Only force acting on body is drag force $$F=kv^a$$ where k is constant, a coefficient bigger than zero and v is velocity. Body is given initial velocity u.
Find a such that body travels infinitely large distance.[/B]

Homework Equations

$$F=kv^a$$
$$F=m(acceleration)$$
$$acceleration=dv/dt=d^2s/dt^2$$[/B]

The Attempt at a Solution

Since distance is infinite I think that v should never reach zero.
From $$-m \frac{dv}{dt}=kv^a$$ I found v(t) :
$$v=(u^{-a+1}- \frac{kt}{m}(1-a))^{\frac{1}{-a+1}}$$
Here I looked at cases a<1,a=1,a>1 and I am not sure but i think that a=1 is good.
Is this ok?
[/B]

 

[geoffrey159]

Hello,
Unless I'm wrong, if $a=1$ then $v(t) = ue^{-\frac{k}{m}t}$ and it tends to 0 rather quickly, so it won't travel infinitely large distance.

 

[Patrikp]

Hello,
Unless I'm wrong, if $a=1$ then $v(t) = ue^{-\frac{k}{m}t}$

How did you get this?

 

[Patrikp]

How did you get this?

Ok I see why a=1 doesn't work now...

 

[haruspex]

Ok I see why a=1 doesn't work now...

Good, but you're still not at the answer. How v behaves with time is useful, but you need to get to how distance depends on time.

$v(t) = ue^{-\frac{k}{m}t}$ and it tends to 0 rather quickly, so it won't travel infinitely large distance.

That's not a correct deduction.

 

[Chestermiller]

That's not a correct deduction.

Actually, it is a correct deduction.

Chet

 

[haruspex]

Actually, it is a correct deduction.

Chet

It may be a correct statement, but it is not correct as a deduction.

 

[Chestermiller]

It may be a correct statement, but it is not correct as a deduction.

Right.
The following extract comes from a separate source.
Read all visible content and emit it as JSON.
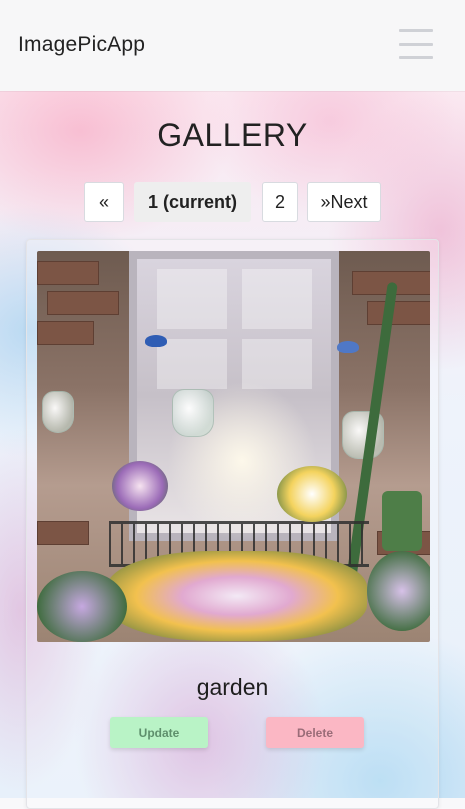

They would have to show it mathematically.

Chet

 

[geoffrey159]

I understand Haruspex's remark: if for example the speed was $v(t) =\frac{1}{t}$, it would still tend to 0 as $t$ grows to infinity, but the displacement would be infinite. It doesn't prove anything.

The correct explanation would be that the displacement is :

$x(t) - x(0) = \int_0^t v(s) ds = - \frac{mu}{k}(e^{-\frac{k}{m}t} - 1)$.
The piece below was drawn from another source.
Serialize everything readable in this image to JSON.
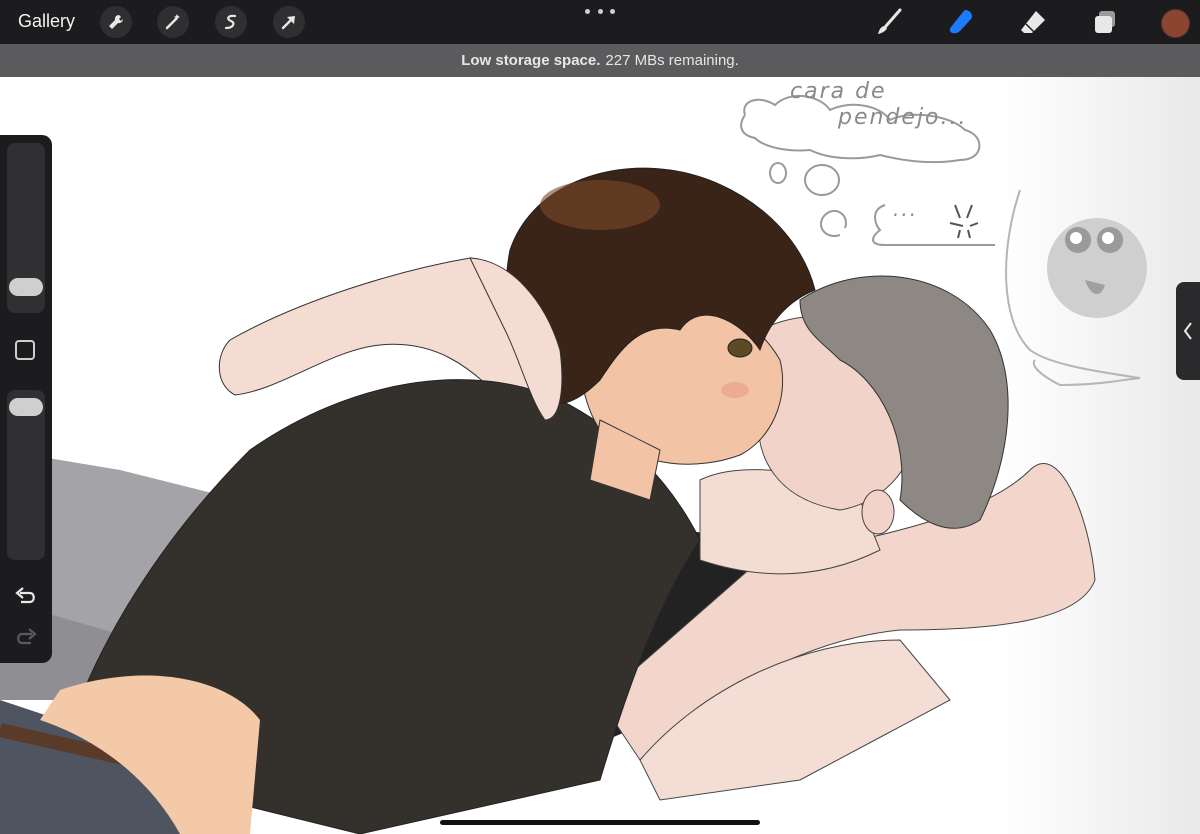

Since $|x(t)-x(0)| \le \frac{mu}{k}$, the displacement is bounded independently of time, so $a$ cannot be equal to 1.

 

[geoffrey159]

Hello,

Try $a=2$ ! In that case, your differential equation can be written more simply: $\frac{k}{m} = \frac{d}{dt}(\frac{1}{v})$;
and the displacement will grow infinitely large as time grows.

 

[BvU]

| am somewhat surprised by the sign of k. If there is mention of drag force, I would expect the force vector to oppose the velocity vector. It is fine to use magnitudes, but then I would still expect to see F = - kv^a

and then a=2 is no good either !